As part of the Lincoln Center 65th Street Development Project, the Juilliard School and Tully Hall recently underwent a major renovation and expansion by architects Diller Scofidio + Renfro and FXFOWLE, completed in 2009. The Alice Tully Hall building utilizes new interior materials, state-of-the-art technologies, and updated equipment for concerts, film, theater, and dance. The expansion of the Juilliard Building created a three-story all-glass lobby and sunken plaza beneath a new, cantilevered extension, “projecting a newly visible public identity to Broadway.”

What makes the Alice Tully Hall / Julliard expansion important are two stories: one of urban design and a re-imagining of public space, and one of creating a dialogue between Modernist and “Contemporary/Post-Modern” architecture that preserves the past while advancing new ideas in design.

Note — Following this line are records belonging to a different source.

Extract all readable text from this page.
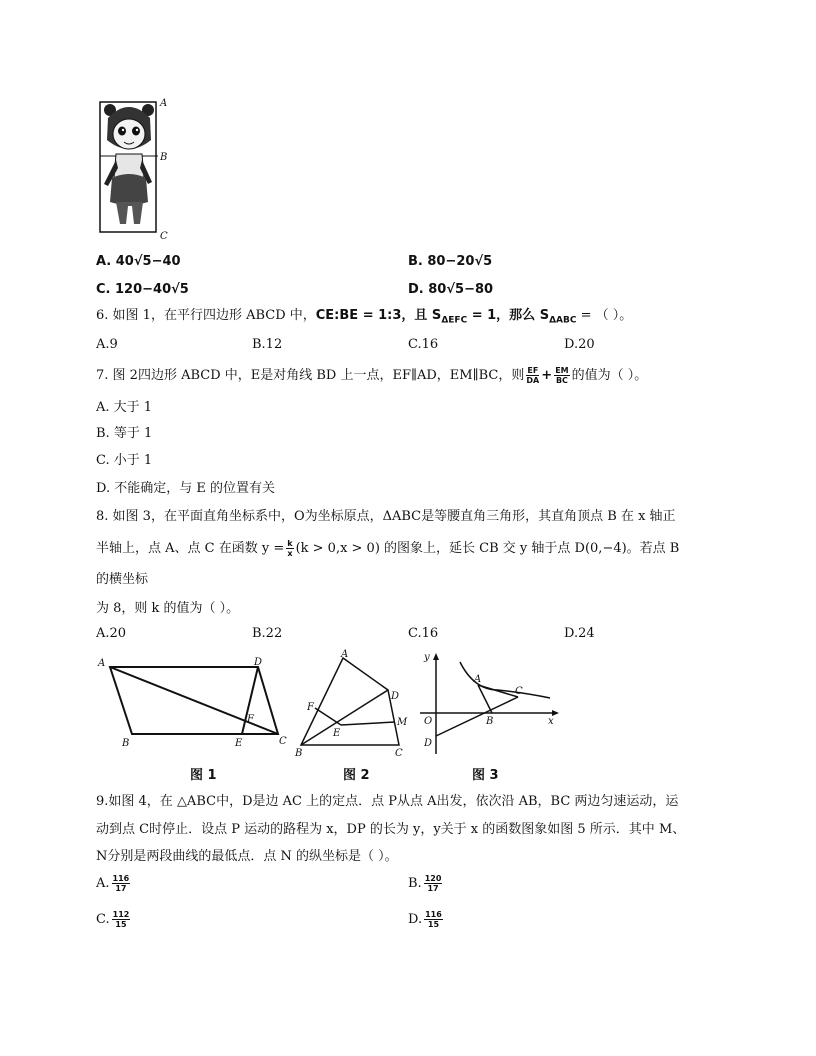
A
B
C
A. 40√5−40	B. 80−20√5
C. 120−40√5	D. 80√5−80
6. 如图 1，在平行四边形 ABCD 中，CE:BE = 1:3，且 $S_{\Delta EFC} = 1$，那么 $S_{\Delta ABC}$ = （ ）。
A.9	B.12	C.16	D.20
7. 图 2四边形 ABCD 中，E是对角线 BD 上一点，EF∥AD，EM∥BC，则 $\frac{EF}{DA} + \frac{EM}{BC}$ 的值为（ ）。
A. 大于 1
B. 等于 1
C. 小于 1
D. 不能确定，与 E 的位置有关
8. 如图 3，在平面直角坐标系中，O为坐标原点，ΔABC是等腰直角三角形，其直角顶点 B 在 x 轴正
半轴上，点 A、点 C 在函数 $y = \frac{k}{x} (k > 0,x > 0)$ 的图象上，延长 CB 交 y 轴于点 D(0,−4)。若点 B
的横坐标
为 8，则 k 的值为（ ）。
A.20	B.22	C.16	D.24
A	D
F
B	E	C
图 1
A
F
D
M
E
B	C
图 2
y
A
C
O	B	x
D
图 3
9.如图 4，在 △ABC中，D是边 AC 上的定点．点 P从点 A出发，依次沿 AB，BC 两边匀速运动，运
动到点 C时停止．设点 P 运动的路程为 x，DP 的长为 y，y关于 x 的函数图象如图 5 所示．其中 M、
N分别是两段曲线的最低点．点 N 的纵坐标是（ ）。
A. $\frac{116}{17}$	B. $\frac{120}{17}$
C. $\frac{112}{15}$	D. $\frac{116}{15}$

Elizabeth Diller called Lincoln Center the “place that architects love to hate,” but said that DS+R wanted to give it a “second chance.” Alice Tully Hall had long been criticized by the architectural community, due to the general dissatisfaction with the complex’s overall feeling of detachment from its urban environment (the consequence of an antiquated architectural and planning ideology), the unsavory forms of the main theatre buildings, and the inadequacies of the actual performance spaces. The Juilliard Building, by comparison, received far more favorable reviews, especially with regard to its performance spaces. Despite its improvements over the superblock buildings, it was not without its problems: no clear, distinct public entrance for Tully Hall, the massive exterior stair and footbridge, lack of engagement with Broadway (either its social vitality and unique diagonal shape).

The expansion of Alice Tully Hall / Juilliard and the comprehensive renovation of Alice Tully Hall resolve many of the original building’s issues, meeting the program requirements of the Juilliard School while actively engaging the once-reclusive Juilliard building with Broadway and Lincoln Square, making it an integral part of the area’s vibrant street life. Moreover, the expansion and renovation successfully merge the Brutalist / Modernist language of the original building with the contemporary Post-Modernist language of the addition. Alice Tully Hall is this Post-Modern language that interacts most with the streetscape, reflecting contemporary ideas regarding the creation of public space and the relationship/transition between indoor and outdoor spaces. The new Tully Hall and Juilliard building has received rave reviews, with critics who liked the original building praising the architects for “pulling off the near-impossible feat of improving a good building without subverting its finer traits.”